Without the setup file, register matchers manually:

import { matchers } from "@chat-adapter/tests/matchers";
expect.extend(matchers);

Mock factories

import {
  createMockAdapter,
  createMockChatInstance,
  createMockState,
  createTestMessage,
  mockLogger,
} from "@chat-adapter/tests";
FactoryReturnsNotes
createMockAdapter(name?, overrides?)AdapterEvery method is vi.fn() with sensible defaults
createMockChatInstance(options?)ChatInstanceEvery process* handler is vi.fn(); getState/getUserName/getLogger wired up
createMockState()MockStateAdapterIn-memory Maps for subscriptions, locks, KV, lists, queues; cache exposes the underlying map
createTestMessage(id, text, overrides?)MessageMarkdown text is parsed into the formatted AST
mockLogger / createMockLogger()LoggerShared default vs fresh-per-call

Matchers

MatcherAsserts
expect(adapter).toHavePosted(threadId, textPattern?)adapter.postMessage was called for this thread
expect(adapter).toHaveEdited(threadId, messageId, textPattern?)adapter.editMessage was called for this message
expect(adapter).toHaveDeleted(threadId, messageId)adapter.deleteMessage was called for this message
expect(adapter).toHaveReactedWith(threadId, messageId, emoji)adapter.addReaction was called with the emoji (string or EmojiValue.name)
expect(adapter).toHaveStartedTyping(threadId)adapter.startTyping was called for this thread
expect(adapter).toHavePostedToChannel(channelId, textPattern?)adapter.postChannelMessage was called for this channel
expect(chat).toHaveDispatched(handler)The named process* handler on the mock ChatInstance was called
expect(state).toBeSubscribedTo(threadId)state.isSubscribed(threadId) resolves to true (async — await expect(...))

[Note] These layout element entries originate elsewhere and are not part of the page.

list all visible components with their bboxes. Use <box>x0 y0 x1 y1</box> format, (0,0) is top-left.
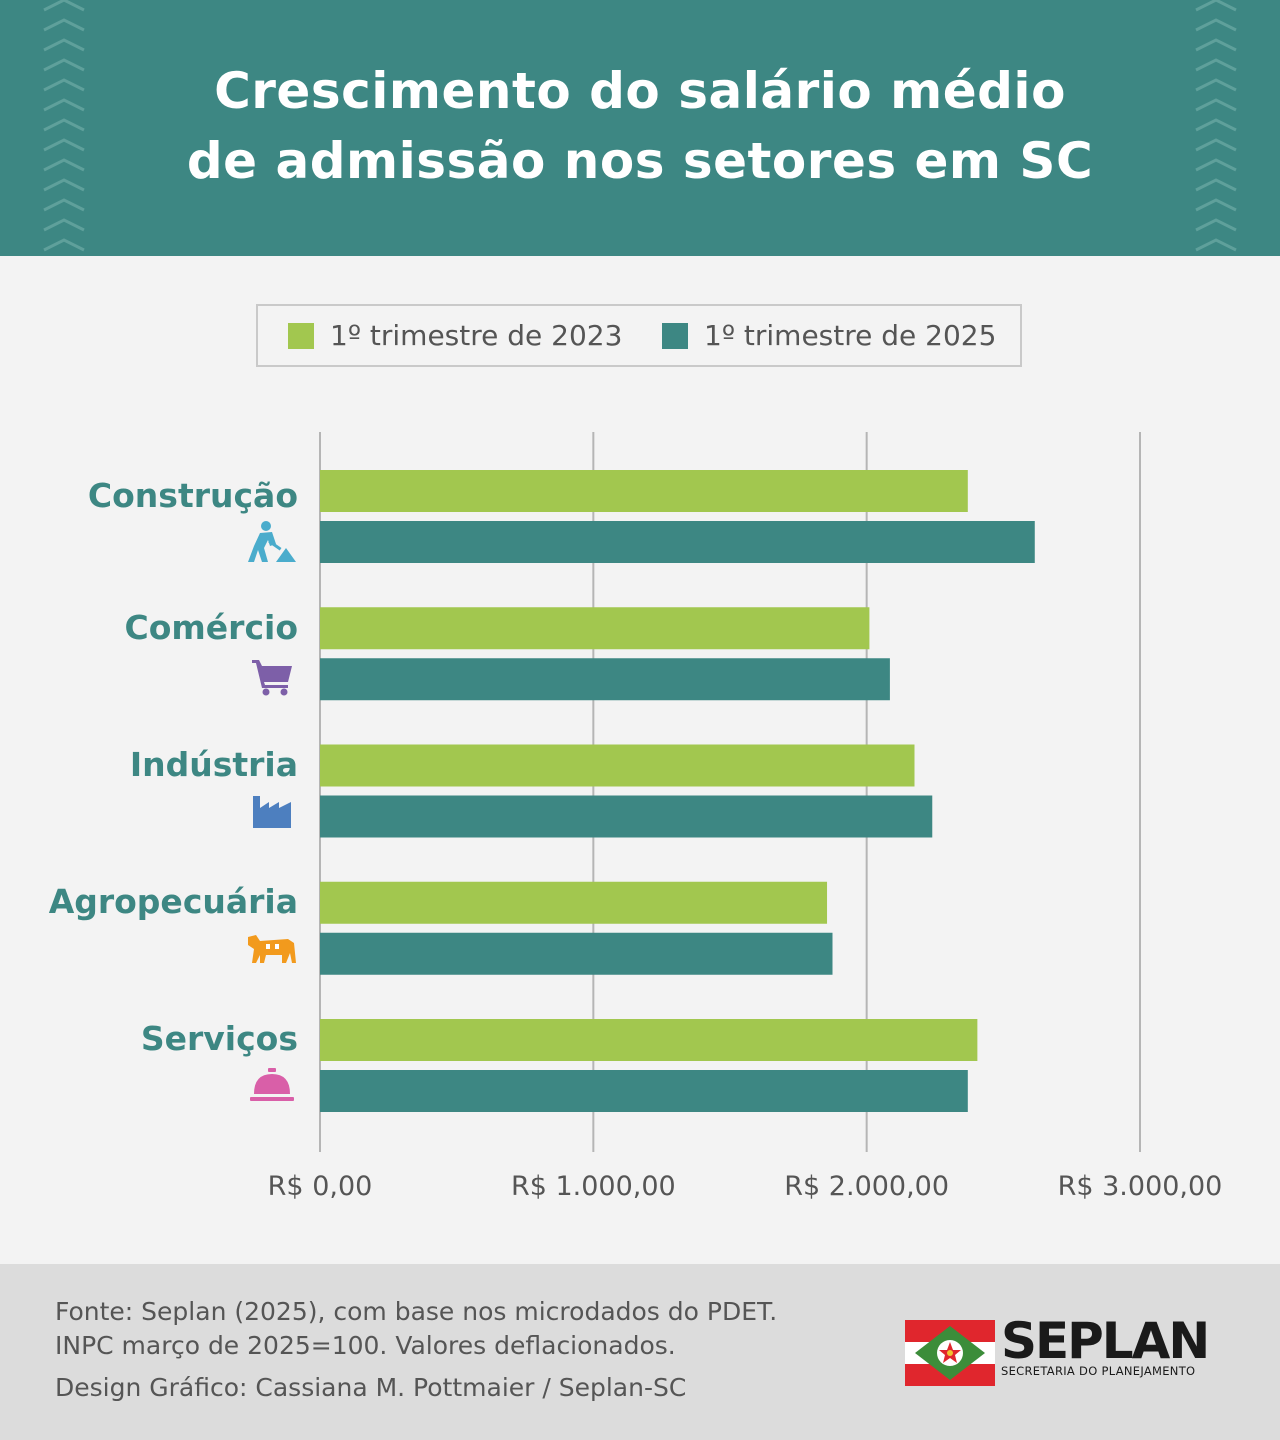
bar-chart-plot: R$ 0,00 R$ 1.000,00 R$ 2.000,00 R$ 3.000,00 <box>268 432 1223 1202</box>
header-banner: Crescimento do salário médio de admissão… <box>0 0 1280 256</box>
bar-construcao-2025 <box>320 521 1035 563</box>
bar-comercio-2023 <box>320 607 870 650</box>
legend-label-2023: 1º trimestre de 2023 <box>330 319 623 352</box>
sc-flag-emblem-icon <box>905 1320 995 1386</box>
chart-title-line-2: de admissão nos setores em SC <box>186 132 1094 190</box>
bar-agropecuaria-2025 <box>320 932 833 975</box>
seplan-logo: SEPLAN SECRETARIA DO PLANEJAMENTO <box>905 1312 1225 1388</box>
chart-title-line-1: Crescimento do salário médio <box>214 62 1066 120</box>
bar-servicos-2025 <box>320 1070 968 1112</box>
category-label-servicos: Serviços <box>140 1019 298 1058</box>
x-tick-label-2: R$ 2.000,00 <box>784 1171 949 1202</box>
legend-label-2025: 1º trimestre de 2025 <box>704 319 997 352</box>
footer <box>0 1264 1280 1440</box>
x-tick-label-1: R$ 1.000,00 <box>511 1171 676 1202</box>
bar-comercio-2025 <box>320 658 890 701</box>
design-credit: Design Gráfico: Cassiana M. Pottmaier / … <box>55 1373 687 1402</box>
legend-swatch-2025 <box>662 322 688 349</box>
category-label-industria: Indústria <box>129 745 298 784</box>
bar-servicos-2023 <box>320 1019 978 1061</box>
category-label-comercio: Comércio <box>124 608 298 647</box>
source-note-line-1: Fonte: Seplan (2025), com base nos micro… <box>55 1297 778 1326</box>
bar-industria-2023 <box>320 744 915 787</box>
bar-industria-2025 <box>320 795 933 838</box>
chart-legend: 1º trimestre de 2023 1º trimestre de 202… <box>256 304 1022 367</box>
legend-swatch-2023 <box>288 322 314 349</box>
category-label-agropecuaria: Agropecuária <box>48 882 298 921</box>
shopping-cart-icon <box>252 660 292 696</box>
chart-title: Crescimento do salário médio de admissão… <box>0 56 1280 196</box>
service-bell-icon <box>250 1068 294 1101</box>
legend-item-2023: 1º trimestre de 2023 <box>288 306 622 365</box>
bar-construcao-2023 <box>320 470 968 512</box>
x-tick-label-3: R$ 3.000,00 <box>1058 1171 1223 1202</box>
logo-wordmark: SEPLAN <box>1001 1312 1210 1370</box>
category-label-construcao: Construção <box>87 476 298 515</box>
construction-worker-icon <box>248 521 296 562</box>
legend-item-2025: 1º trimestre de 2025 <box>662 306 996 365</box>
bar-agropecuaria-2023 <box>320 881 828 924</box>
cow-icon <box>248 935 296 963</box>
x-tick-label-0: R$ 0,00 <box>268 1171 373 1202</box>
source-note-line-2: INPC março de 2025=100. Valores deflacio… <box>55 1331 676 1360</box>
logo-subtitle: SECRETARIA DO PLANEJAMENTO <box>1001 1364 1196 1378</box>
chevron-pattern-right <box>1195 0 1237 252</box>
factory-icon <box>253 796 291 828</box>
chevron-pattern-left <box>43 0 85 252</box>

Text-pattern matchers extract a comparable string from AdapterPostableMessage — strings directly, PostableMarkdown.markdown, PostableRaw.raw, and PostableCard.fallbackText. AST-shaped messages and cards without fallbackText aren't text-matchable; assert without textPattern and inspect mock.calls directly.

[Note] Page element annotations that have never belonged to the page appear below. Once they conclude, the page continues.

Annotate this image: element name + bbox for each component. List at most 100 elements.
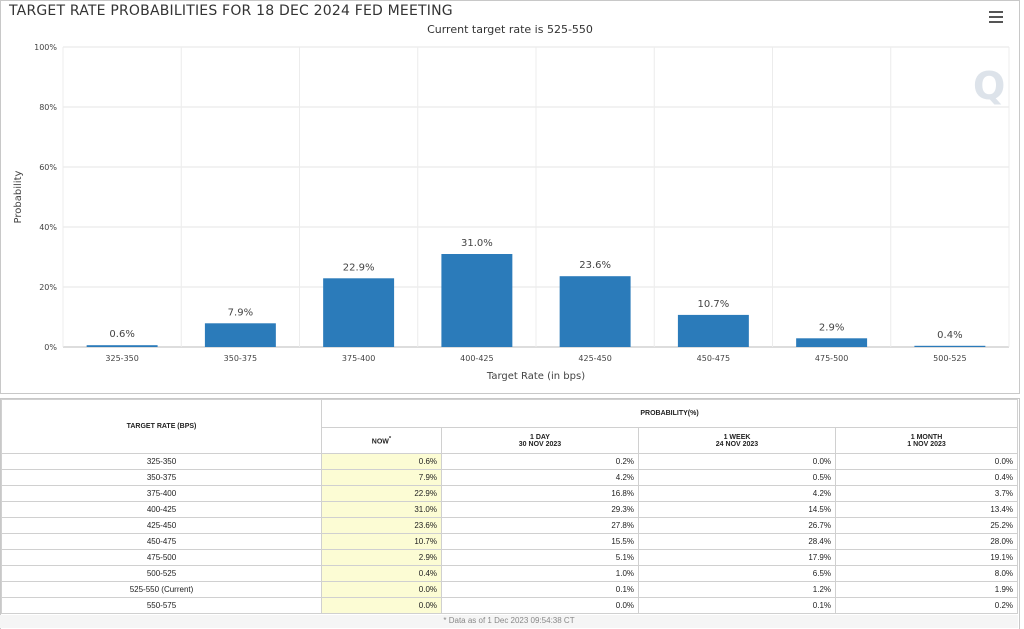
svg-text:Q: Q [973,64,1005,108]
data-label: 7.9% [228,307,253,318]
cell-1-month: 1.9% [834,581,1019,598]
x-tick-label: 475-500 [815,354,848,363]
x-tick-label: 400-425 [460,354,493,363]
q-logo-icon: Q [973,64,1005,108]
cell-1-day: 27.8% [441,517,639,534]
table-row: 500-525 0.4% 1.0% 6.5% 8.0% [1,565,1019,582]
y-axis-label: Probability [13,170,24,223]
chart-subtitle: Current target rate is 525-550 [427,23,593,36]
bar-450-475[interactable] [677,314,749,347]
bar-500-525[interactable] [914,345,986,347]
cell-1-month: 0.4% [834,469,1019,486]
cell-now: 0.6% [321,453,442,470]
cell-1-day: 4.2% [441,469,639,486]
cell-rate: 450-475 [1,533,322,550]
bar-375-400[interactable] [323,278,395,347]
cell-1-week: 6.5% [638,565,836,582]
cell-1-day: 29.3% [441,501,639,518]
x-tick-label: 350-375 [224,354,257,363]
cell-1-day: 0.1% [441,581,639,598]
cell-rate: 500-525 [1,565,322,582]
header-1-month: 1 MONTH 1 NOV 2023 [834,427,1019,454]
data-label: 22.9% [343,262,375,273]
cell-1-day: 0.2% [441,453,639,470]
bars [86,254,986,347]
table-row: 475-500 2.9% 5.1% 17.9% 19.1% [1,549,1019,566]
cell-1-month: 28.0% [834,533,1019,550]
table-row: 450-475 10.7% 15.5% 28.4% 28.0% [1,533,1019,550]
table-row: 425-450 23.6% 27.8% 26.7% 25.2% [1,517,1019,534]
cell-rate: 475-500 [1,549,322,566]
cell-1-month: 25.2% [834,517,1019,534]
x-tick-label: 325-350 [105,354,138,363]
header-now-label: NOW [371,438,389,446]
data-labels: 0.6% 7.9% 22.9% 31.0% 23.6% 10.7% 2.9% 0.4% [109,238,962,341]
data-label: 0.4% [937,330,962,341]
cell-1-week: 0.1% [638,597,836,614]
cell-rate: 400-425 [1,501,322,518]
header-probability: PROBABILITY(%) [320,399,1019,428]
cell-rate: 425-450 [1,517,322,534]
data-label: 0.6% [109,329,134,340]
header-1-week: 1 WEEK 24 NOV 2023 [638,427,836,454]
cell-1-month: 0.2% [834,597,1019,614]
y-tick-labels: 0% 20% 40% 60% 80% 100% [34,43,57,352]
cell-1-week: 28.4% [638,533,836,550]
data-label: 10.7% [697,299,729,310]
cell-1-month: 19.1% [834,549,1019,566]
cell-1-week: 0.0% [638,453,836,470]
cell-1-day: 5.1% [441,549,639,566]
cell-1-week: 17.9% [638,549,836,566]
y-tick-label: 20% [39,283,57,292]
cell-now: 7.9% [321,469,442,486]
cell-1-week: 4.2% [638,485,836,502]
header-1-day-label: 1 DAY [530,433,550,441]
table-row: 375-400 22.9% 16.8% 4.2% 3.7% [1,485,1019,502]
data-label: 31.0% [461,238,493,249]
cell-1-month: 8.0% [834,565,1019,582]
cell-rate: 550-575 [1,597,322,614]
cell-now: 0.0% [321,597,442,614]
cell-1-day: 1.0% [441,565,639,582]
probability-table: TARGET RATE (BPS) PROBABILITY(%) NOW* 1 … [1,399,1019,614]
cell-1-day: 0.0% [441,597,639,614]
bar-400-425[interactable] [441,254,513,347]
header-1-week-label: 1 WEEK [723,433,751,441]
x-tick-label: 450-475 [697,354,730,363]
header-1-day-date: 30 NOV 2023 [518,440,562,448]
cell-1-week: 14.5% [638,501,836,518]
cell-rate: 525-550 (Current) [1,581,322,598]
bar-325-350[interactable] [86,345,158,347]
cell-rate: 350-375 [1,469,322,486]
x-tick-label: 425-450 [578,354,611,363]
cell-1-month: 13.4% [834,501,1019,518]
bar-chart: Q 0.6% 7.9% 22.9% 31.0% 23.6% 10.7% 2.9% 0.4% 3… [13,43,1010,382]
table-row: 400-425 31.0% 29.3% 14.5% 13.4% [1,501,1019,518]
cell-1-week: 1.2% [638,581,836,598]
y-tick-label: 60% [39,163,57,172]
header-target-rate: TARGET RATE (BPS) [1,399,322,454]
cell-now: 2.9% [321,549,442,566]
footnote: * Data as of 1 Dec 2023 09:54:38 CT [0,615,1018,628]
cell-now: 23.6% [321,517,442,534]
cell-1-day: 15.5% [441,533,639,550]
bar-475-500[interactable] [796,338,868,347]
cell-1-month: 0.0% [834,453,1019,470]
cell-rate: 325-350 [1,453,322,470]
hamburger-menu-icon[interactable] [989,11,1003,23]
probability-table-panel: TARGET RATE (BPS) PROBABILITY(%) NOW* 1 … [0,398,1020,629]
cell-1-month: 3.7% [834,485,1019,502]
header-1-day: 1 DAY 30 NOV 2023 [441,427,639,454]
cell-1-day: 16.8% [441,485,639,502]
header-1-month-date: 1 NOV 2023 [907,440,946,448]
cell-now: 31.0% [321,501,442,518]
header-now-mark: * [388,435,392,442]
x-axis-label: Target Rate (in bps) [486,371,585,382]
table-row: 525-550 (Current) 0.0% 0.1% 1.2% 1.9% [1,581,1019,598]
cell-rate: 375-400 [1,485,322,502]
bar-425-450[interactable] [559,276,631,347]
header-1-week-date: 24 NOV 2023 [715,440,759,448]
bar-350-375[interactable] [204,323,276,347]
cell-now: 0.0% [321,581,442,598]
table-row: 350-375 7.9% 4.2% 0.5% 0.4% [1,469,1019,486]
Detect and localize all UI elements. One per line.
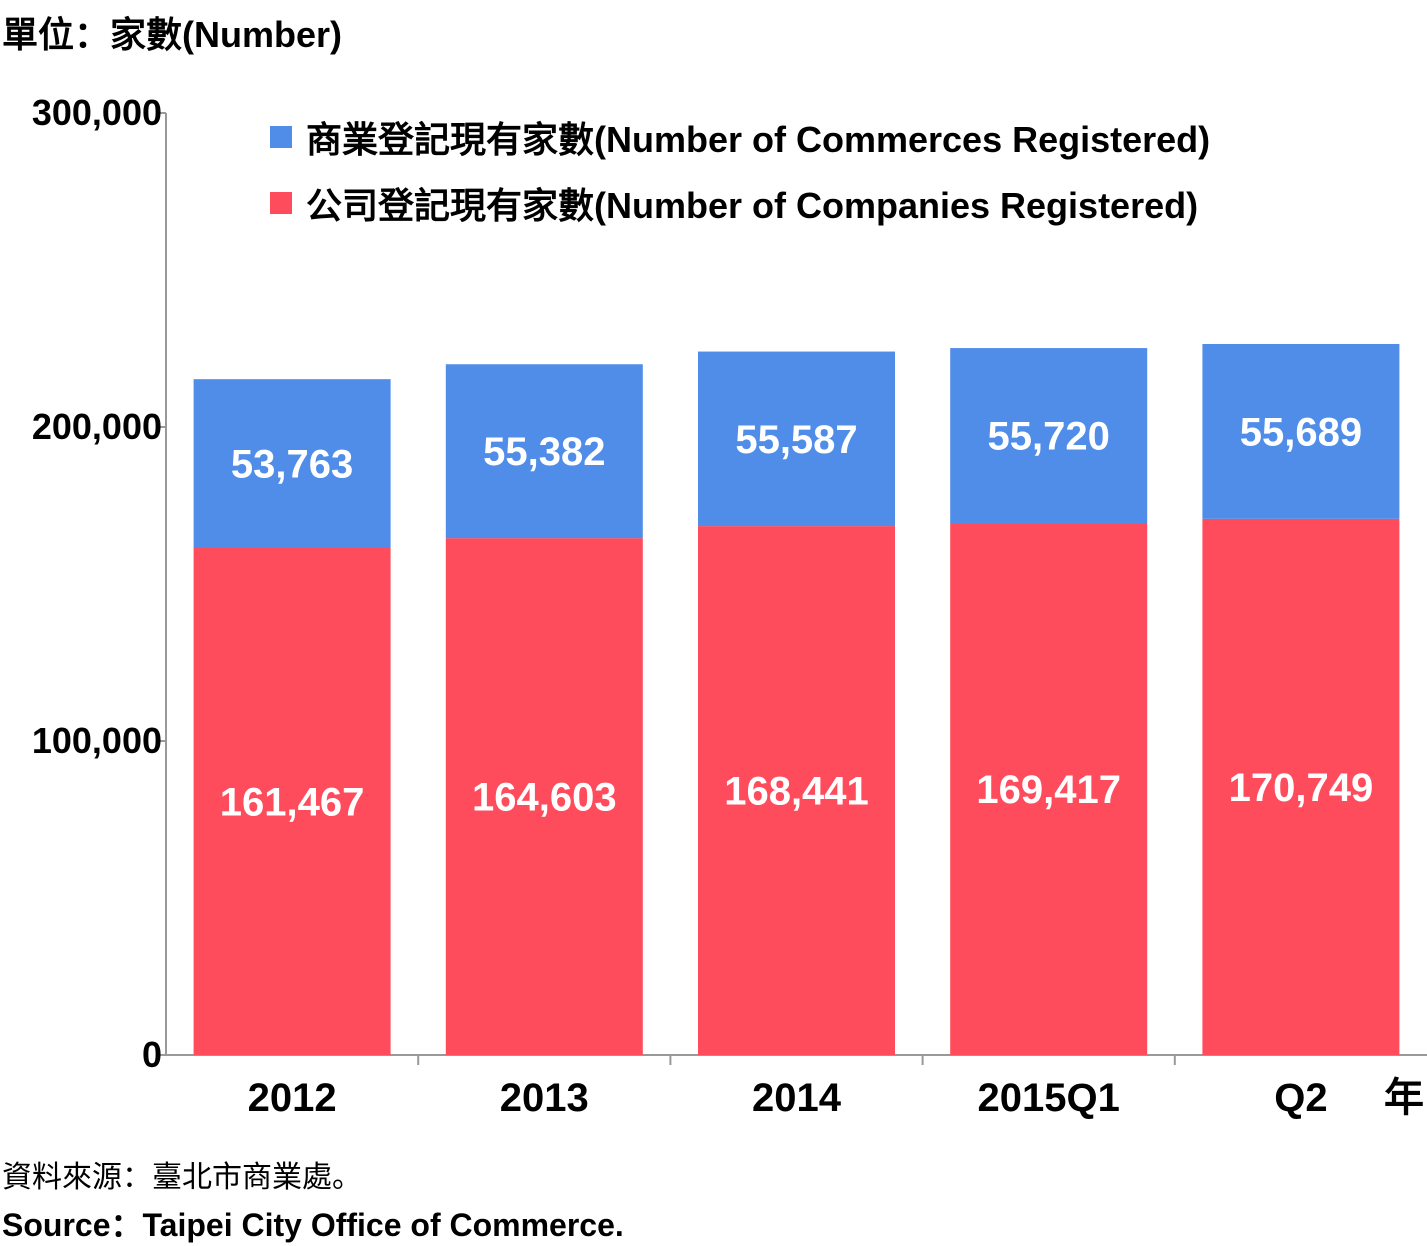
y-tick-label: 200,000: [32, 406, 162, 447]
data-label-commerces: 53,763: [231, 443, 353, 487]
data-label-companies: 164,603: [472, 776, 617, 820]
bar-companies: [1202, 518, 1400, 1055]
x-tick-label: 2015Q1: [978, 1076, 1120, 1120]
legend-swatch-commerces: [270, 126, 292, 148]
source-en: Source：Taipei City Office of Commerce.: [2, 1207, 624, 1243]
data-label-companies: 168,441: [724, 770, 869, 814]
x-tick-label: 2012: [248, 1076, 337, 1120]
bar-companies: [445, 538, 643, 1055]
legend-item-companies: 公司登記現有家數(Number of Companies Registered): [270, 170, 1210, 236]
bar-commerces: [950, 348, 1148, 524]
y-tick-label: 0: [142, 1034, 162, 1075]
x-tick-label: 2014: [752, 1076, 842, 1120]
legend-item-commerces: 商業登記現有家數(Number of Commerces Registered): [270, 104, 1210, 170]
y-tick-label: 100,000: [32, 720, 162, 761]
data-label-commerces: 55,689: [1240, 410, 1362, 454]
x-tick-label: 2013: [500, 1076, 589, 1120]
x-tick-label: Q2: [1274, 1076, 1327, 1120]
legend-label-commerces: 商業登記現有家數(Number of Commerces Registered): [306, 119, 1211, 160]
bar-companies: [193, 547, 391, 1055]
legend-swatch-companies: [270, 192, 292, 214]
data-label-commerces: 55,720: [988, 415, 1110, 459]
x-axis-unit-label: 年: [1384, 1076, 1424, 1120]
bar-commerces: [1202, 343, 1400, 519]
data-label-companies: 170,749: [1229, 766, 1374, 810]
data-label-commerces: 55,382: [483, 430, 605, 474]
bar-commerces: [193, 379, 391, 548]
bar-companies: [950, 523, 1148, 1055]
bar-commerces: [445, 364, 643, 539]
bar-companies: [698, 526, 895, 1055]
source-zh: 資料來源：臺北市商業處。: [2, 1161, 362, 1194]
bar-commerces: [698, 351, 895, 527]
legend-label-companies: 公司登記現有家數(Number of Companies Registered): [306, 185, 1199, 226]
unit-label: 單位：家數(Number): [2, 14, 342, 55]
data-label-commerces: 55,587: [735, 418, 857, 462]
data-label-companies: 169,417: [976, 768, 1121, 812]
legend: 商業登記現有家數(Number of Commerces Registered)…: [270, 104, 1210, 236]
stacked-bar-chart: 0 100,000 200,000 300,000 161,467 53,763 2012 1…: [32, 92, 1427, 1120]
y-tick-label: 300,000: [32, 92, 162, 133]
data-label-companies: 161,467: [220, 780, 365, 824]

Bot authors: test your handlers

When you're building a bot on top of Chat SDK, the kit lets you exercise your handlers without a real Slack/Teams/etc. webhook on the wire:

bot.test.ts
import { describe, expect, it } from "vitest";
import { Chat } from "chat";
import { createMockAdapter, createMockState } from "@chat-adapter/tests";

describe("bot handlers", () => {
  it("replies with a greeting on mention", async () => {
    const slack = createMockAdapter("slack");
    const state = createMockState();
    const bot = new Chat({
      userName: "mybot",
      adapters: { slack },
      state,
    });

    bot.onNewMention(async (thread) => {
      await thread.post("hello there");
    });

    // Drive a synthesized mention through the bot…
    // (use your adapter's webhook path or a thread-level call)

    expect(slack).toHavePosted("slack:C1:t1", /hello there/);
  });
});

Adapter authors: test webhook → dispatch

When you're building a custom Adapter, the kit gives you a ChatInstance mock you can hand to your adapter and assert that webhooks route through the right process* hook with the right normalized payload:

adapter.test.ts
import { describe, expect, it } from "vitest";
import { createMockChatInstance } from "@chat-adapter/tests";
import { MyAdapter } from "./adapter";

describe("MyAdapter.handleWebhook", () => {
  it("dispatches incoming messages through processMessage", async () => {
    const chat = createMockChatInstance();
    const adapter = new MyAdapter({ /* config */ });
    await adapter.initialize(chat);

    const request = new Request("https://example.com/webhook", {
      method: "POST",
      body: JSON.stringify({ /* platform-specific payload */ }),
      headers: { "content-type": "application/json" },
    });
    const response = await adapter.handleWebhook(request);

    expect(response.status).toBe(200);
    expect(chat).toHaveDispatched("processMessage");
  });
});

Adapter-specific helpers

Helpers that depend on a specific platform's wire format (signed Slack webhooks, Teams claim builders, etc.) live in each adapter's own /testing subpath rather than in this kit, so adopting @chat-adapter/tests doesn't pull in adapter dependencies you don't use.

If you're contributing adapters or core to this repo, see the Testing adapters contributing guide for hand-rolled patterns used inside packages/.